In her speech to the NASUWT 2024 conference, new president Rashida Din will say that “our profession is in crisis” through real-terms cuts to school budgets, record waiting lists for children’s mental health support, cuts to special educational needs and disabilities support, school buildings at risk of collapse and teacher shortages.
To repair “cracks in our ceilings and cracks in our education system”, the next government must reverse “14 years of chronic underfunding and invest in the workforce with world-class pay and working conditions”, Ms Din will add.
Ms Din will also question the impact of the accountability system on schools.
”Has the national curriculum, with over-reliance on exams and narrowing of subject choice, failed our young people?” she will ask.
“Our members are telling us that practical subjects such as art, music and design are increasingly being devalued due to accountability pressures”.
Pay and minimum service levels
In her speech, she will say that the NASUWT will campaign against the Strikes (Minimum Service Levels) Act, which could see minimum staffing levels during strikes introduced, enforced by work notices to teachers.
Unions have previously criticised the plan as an ”attack on teachers’ basic democratic rights”.
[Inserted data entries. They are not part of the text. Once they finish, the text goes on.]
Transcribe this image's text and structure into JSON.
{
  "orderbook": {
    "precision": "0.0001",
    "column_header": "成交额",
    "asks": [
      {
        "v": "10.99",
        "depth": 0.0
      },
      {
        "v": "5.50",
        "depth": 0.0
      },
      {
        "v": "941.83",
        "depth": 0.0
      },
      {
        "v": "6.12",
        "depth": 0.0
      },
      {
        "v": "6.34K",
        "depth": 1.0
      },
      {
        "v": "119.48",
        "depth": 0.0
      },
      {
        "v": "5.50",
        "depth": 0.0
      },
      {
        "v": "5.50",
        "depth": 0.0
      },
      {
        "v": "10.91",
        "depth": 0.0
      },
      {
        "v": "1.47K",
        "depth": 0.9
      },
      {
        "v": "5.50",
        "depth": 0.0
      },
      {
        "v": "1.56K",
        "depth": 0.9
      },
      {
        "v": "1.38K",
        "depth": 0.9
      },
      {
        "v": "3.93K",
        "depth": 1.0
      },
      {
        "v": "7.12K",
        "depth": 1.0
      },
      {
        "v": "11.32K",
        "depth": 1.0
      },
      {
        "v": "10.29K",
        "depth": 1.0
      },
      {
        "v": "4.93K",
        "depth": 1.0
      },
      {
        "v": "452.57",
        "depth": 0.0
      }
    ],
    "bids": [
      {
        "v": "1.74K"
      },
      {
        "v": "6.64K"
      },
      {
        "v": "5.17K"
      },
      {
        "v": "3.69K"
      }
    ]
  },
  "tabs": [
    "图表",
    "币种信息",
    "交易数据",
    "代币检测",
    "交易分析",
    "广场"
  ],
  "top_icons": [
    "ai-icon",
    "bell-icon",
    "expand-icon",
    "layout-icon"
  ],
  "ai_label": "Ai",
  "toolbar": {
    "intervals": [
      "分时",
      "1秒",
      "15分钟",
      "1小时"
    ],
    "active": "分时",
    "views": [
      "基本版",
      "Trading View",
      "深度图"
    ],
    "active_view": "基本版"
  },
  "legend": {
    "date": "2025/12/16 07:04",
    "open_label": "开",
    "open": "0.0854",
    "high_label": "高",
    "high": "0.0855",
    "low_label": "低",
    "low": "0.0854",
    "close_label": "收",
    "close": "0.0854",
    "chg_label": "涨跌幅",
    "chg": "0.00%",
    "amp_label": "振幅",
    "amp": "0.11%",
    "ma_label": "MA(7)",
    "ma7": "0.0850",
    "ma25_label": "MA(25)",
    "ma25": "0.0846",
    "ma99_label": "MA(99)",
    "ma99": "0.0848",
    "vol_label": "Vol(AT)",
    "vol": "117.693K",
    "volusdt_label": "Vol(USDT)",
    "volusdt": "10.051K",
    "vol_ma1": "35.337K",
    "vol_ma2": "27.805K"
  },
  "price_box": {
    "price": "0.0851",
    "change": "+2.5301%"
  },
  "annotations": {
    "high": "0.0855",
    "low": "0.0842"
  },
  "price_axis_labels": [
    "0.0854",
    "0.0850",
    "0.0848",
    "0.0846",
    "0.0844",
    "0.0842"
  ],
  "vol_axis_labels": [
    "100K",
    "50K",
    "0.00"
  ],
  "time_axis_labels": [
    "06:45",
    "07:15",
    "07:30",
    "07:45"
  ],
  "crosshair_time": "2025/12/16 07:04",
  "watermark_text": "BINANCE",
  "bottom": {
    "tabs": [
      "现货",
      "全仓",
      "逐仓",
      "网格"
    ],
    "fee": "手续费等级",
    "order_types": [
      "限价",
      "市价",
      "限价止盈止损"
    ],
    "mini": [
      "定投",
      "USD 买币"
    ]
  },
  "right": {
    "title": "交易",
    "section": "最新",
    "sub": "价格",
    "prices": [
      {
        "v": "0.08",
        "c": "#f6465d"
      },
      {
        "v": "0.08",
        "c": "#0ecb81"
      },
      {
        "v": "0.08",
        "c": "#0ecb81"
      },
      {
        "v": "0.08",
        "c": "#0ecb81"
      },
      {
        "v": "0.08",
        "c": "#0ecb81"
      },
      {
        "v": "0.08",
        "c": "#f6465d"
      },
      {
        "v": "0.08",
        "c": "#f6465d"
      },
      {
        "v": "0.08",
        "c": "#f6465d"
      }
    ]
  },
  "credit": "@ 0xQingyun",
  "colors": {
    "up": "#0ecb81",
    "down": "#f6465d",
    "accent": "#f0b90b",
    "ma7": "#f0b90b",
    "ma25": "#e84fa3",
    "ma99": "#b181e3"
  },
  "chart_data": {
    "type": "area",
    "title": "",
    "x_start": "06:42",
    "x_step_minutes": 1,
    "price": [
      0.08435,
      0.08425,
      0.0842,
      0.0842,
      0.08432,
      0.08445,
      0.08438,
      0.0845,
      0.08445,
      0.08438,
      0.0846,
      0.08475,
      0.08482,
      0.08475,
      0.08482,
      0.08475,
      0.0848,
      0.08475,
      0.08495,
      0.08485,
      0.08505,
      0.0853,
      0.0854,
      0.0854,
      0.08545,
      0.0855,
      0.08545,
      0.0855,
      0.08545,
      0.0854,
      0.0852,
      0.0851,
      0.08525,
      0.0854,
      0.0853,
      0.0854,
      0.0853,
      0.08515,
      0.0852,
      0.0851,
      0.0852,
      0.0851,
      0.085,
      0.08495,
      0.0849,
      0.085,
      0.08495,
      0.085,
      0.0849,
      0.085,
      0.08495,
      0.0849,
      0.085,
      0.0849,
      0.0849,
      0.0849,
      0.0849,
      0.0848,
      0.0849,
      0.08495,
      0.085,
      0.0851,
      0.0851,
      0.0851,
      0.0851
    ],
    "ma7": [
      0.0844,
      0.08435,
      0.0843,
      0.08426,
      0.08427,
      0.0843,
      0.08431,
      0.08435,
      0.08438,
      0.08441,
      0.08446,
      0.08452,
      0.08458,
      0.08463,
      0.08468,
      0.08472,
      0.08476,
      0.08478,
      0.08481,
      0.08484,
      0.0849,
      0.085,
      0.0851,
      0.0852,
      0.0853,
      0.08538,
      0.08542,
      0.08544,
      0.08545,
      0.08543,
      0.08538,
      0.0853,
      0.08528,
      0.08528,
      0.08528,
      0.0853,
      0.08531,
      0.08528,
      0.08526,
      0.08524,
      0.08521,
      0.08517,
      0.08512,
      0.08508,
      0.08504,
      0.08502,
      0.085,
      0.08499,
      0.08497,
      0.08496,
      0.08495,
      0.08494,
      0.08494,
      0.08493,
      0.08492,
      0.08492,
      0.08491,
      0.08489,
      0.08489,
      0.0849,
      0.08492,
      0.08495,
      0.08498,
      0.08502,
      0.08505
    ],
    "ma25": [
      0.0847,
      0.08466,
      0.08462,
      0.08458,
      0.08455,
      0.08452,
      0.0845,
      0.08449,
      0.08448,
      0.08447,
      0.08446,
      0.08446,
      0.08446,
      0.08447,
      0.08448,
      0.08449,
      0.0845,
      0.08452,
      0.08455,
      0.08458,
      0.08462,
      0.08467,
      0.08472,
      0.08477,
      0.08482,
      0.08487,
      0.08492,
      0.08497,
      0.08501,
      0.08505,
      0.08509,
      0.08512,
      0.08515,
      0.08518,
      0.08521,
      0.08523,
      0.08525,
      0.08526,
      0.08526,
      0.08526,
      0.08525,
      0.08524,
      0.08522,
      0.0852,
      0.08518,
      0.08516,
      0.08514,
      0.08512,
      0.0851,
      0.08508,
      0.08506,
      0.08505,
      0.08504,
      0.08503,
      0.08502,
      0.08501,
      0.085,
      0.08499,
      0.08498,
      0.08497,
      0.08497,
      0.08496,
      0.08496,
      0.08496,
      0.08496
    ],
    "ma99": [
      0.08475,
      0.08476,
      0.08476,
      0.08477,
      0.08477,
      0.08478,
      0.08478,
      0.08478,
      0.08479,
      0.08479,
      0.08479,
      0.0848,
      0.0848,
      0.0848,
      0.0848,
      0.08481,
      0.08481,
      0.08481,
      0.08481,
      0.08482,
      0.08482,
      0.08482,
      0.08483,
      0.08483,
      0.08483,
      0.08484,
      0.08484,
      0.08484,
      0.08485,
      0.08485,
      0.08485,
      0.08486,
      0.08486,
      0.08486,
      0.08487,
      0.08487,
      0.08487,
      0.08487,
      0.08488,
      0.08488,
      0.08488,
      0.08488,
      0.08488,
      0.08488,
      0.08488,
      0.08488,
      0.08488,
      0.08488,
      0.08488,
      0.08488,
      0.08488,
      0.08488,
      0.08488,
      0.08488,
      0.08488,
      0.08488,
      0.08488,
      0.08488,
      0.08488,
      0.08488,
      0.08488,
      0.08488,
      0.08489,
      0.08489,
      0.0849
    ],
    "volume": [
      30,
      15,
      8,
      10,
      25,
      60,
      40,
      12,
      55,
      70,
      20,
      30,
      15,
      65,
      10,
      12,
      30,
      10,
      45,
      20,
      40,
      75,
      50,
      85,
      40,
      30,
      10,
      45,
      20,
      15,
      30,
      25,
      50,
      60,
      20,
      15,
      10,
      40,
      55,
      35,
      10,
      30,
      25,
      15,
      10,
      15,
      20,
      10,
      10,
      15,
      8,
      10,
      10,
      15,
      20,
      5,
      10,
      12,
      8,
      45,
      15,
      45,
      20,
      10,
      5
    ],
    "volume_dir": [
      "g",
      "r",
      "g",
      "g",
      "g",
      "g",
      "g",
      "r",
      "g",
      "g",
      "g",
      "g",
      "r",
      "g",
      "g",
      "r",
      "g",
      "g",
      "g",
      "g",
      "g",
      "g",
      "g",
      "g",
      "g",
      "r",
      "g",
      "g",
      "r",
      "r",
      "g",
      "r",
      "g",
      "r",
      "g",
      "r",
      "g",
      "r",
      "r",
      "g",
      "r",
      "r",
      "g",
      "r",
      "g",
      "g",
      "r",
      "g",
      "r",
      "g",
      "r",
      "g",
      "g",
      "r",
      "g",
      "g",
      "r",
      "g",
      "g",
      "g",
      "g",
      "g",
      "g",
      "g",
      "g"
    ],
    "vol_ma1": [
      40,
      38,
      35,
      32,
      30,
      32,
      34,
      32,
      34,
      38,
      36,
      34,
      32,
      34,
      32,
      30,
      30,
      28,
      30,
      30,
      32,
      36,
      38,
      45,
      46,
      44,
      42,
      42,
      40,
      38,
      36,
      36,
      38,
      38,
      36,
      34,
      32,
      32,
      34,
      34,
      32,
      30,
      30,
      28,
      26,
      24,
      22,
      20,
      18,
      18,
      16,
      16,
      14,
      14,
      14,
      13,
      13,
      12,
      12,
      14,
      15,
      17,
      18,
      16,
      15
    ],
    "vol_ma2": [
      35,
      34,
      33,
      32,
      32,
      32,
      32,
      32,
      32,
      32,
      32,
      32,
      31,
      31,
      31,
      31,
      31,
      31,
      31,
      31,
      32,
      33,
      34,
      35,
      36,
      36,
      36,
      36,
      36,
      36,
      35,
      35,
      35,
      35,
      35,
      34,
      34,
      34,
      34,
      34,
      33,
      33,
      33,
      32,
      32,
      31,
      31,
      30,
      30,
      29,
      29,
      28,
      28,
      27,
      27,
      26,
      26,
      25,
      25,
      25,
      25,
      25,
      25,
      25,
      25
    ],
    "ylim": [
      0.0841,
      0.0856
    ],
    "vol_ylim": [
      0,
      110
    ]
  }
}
The NASUWT will also continue to campaign for better pay for teachers, she will tell delegates.
In its evidence to the School Teachers’ Review Body, the Department for Education recommended this year’s teacher pay rise should be lower than the previous two years.
“NASUWT will also strengthen its campaign for a Better Deal for Teachers throughout 2024 for better pay and working conditions. It is not over,” Ms Din will tell NASUWT members in Harrogate today.
She will conclude her speech by saying: ”When we fight, we win. We are ordinary teachers but we have done extraordinary things and will continue this proud tradition. Give us justice or we will fight.”
Teacher pay deal
Last year, the government accepted the pay body’s recommendation that teachers receive a 6.5 per cent pay rise from September 2023. The deal came after a long-running dispute over pay and months of strike action by teachers in the NEU teaching union.
Analysis from the Institute for Fiscal Studies found this week that teachers’ pay has seen a bigger fall in real terms than the public sector as a whole since 2010.
Ms Din has taught science across primary, secondary and SEMH schools for more than 25 years. She has been a senior leader in a pupil referral unit in Bedfordshire for 17 years.
She is the tenth woman to be NASUWT’s president and its first Muslim president.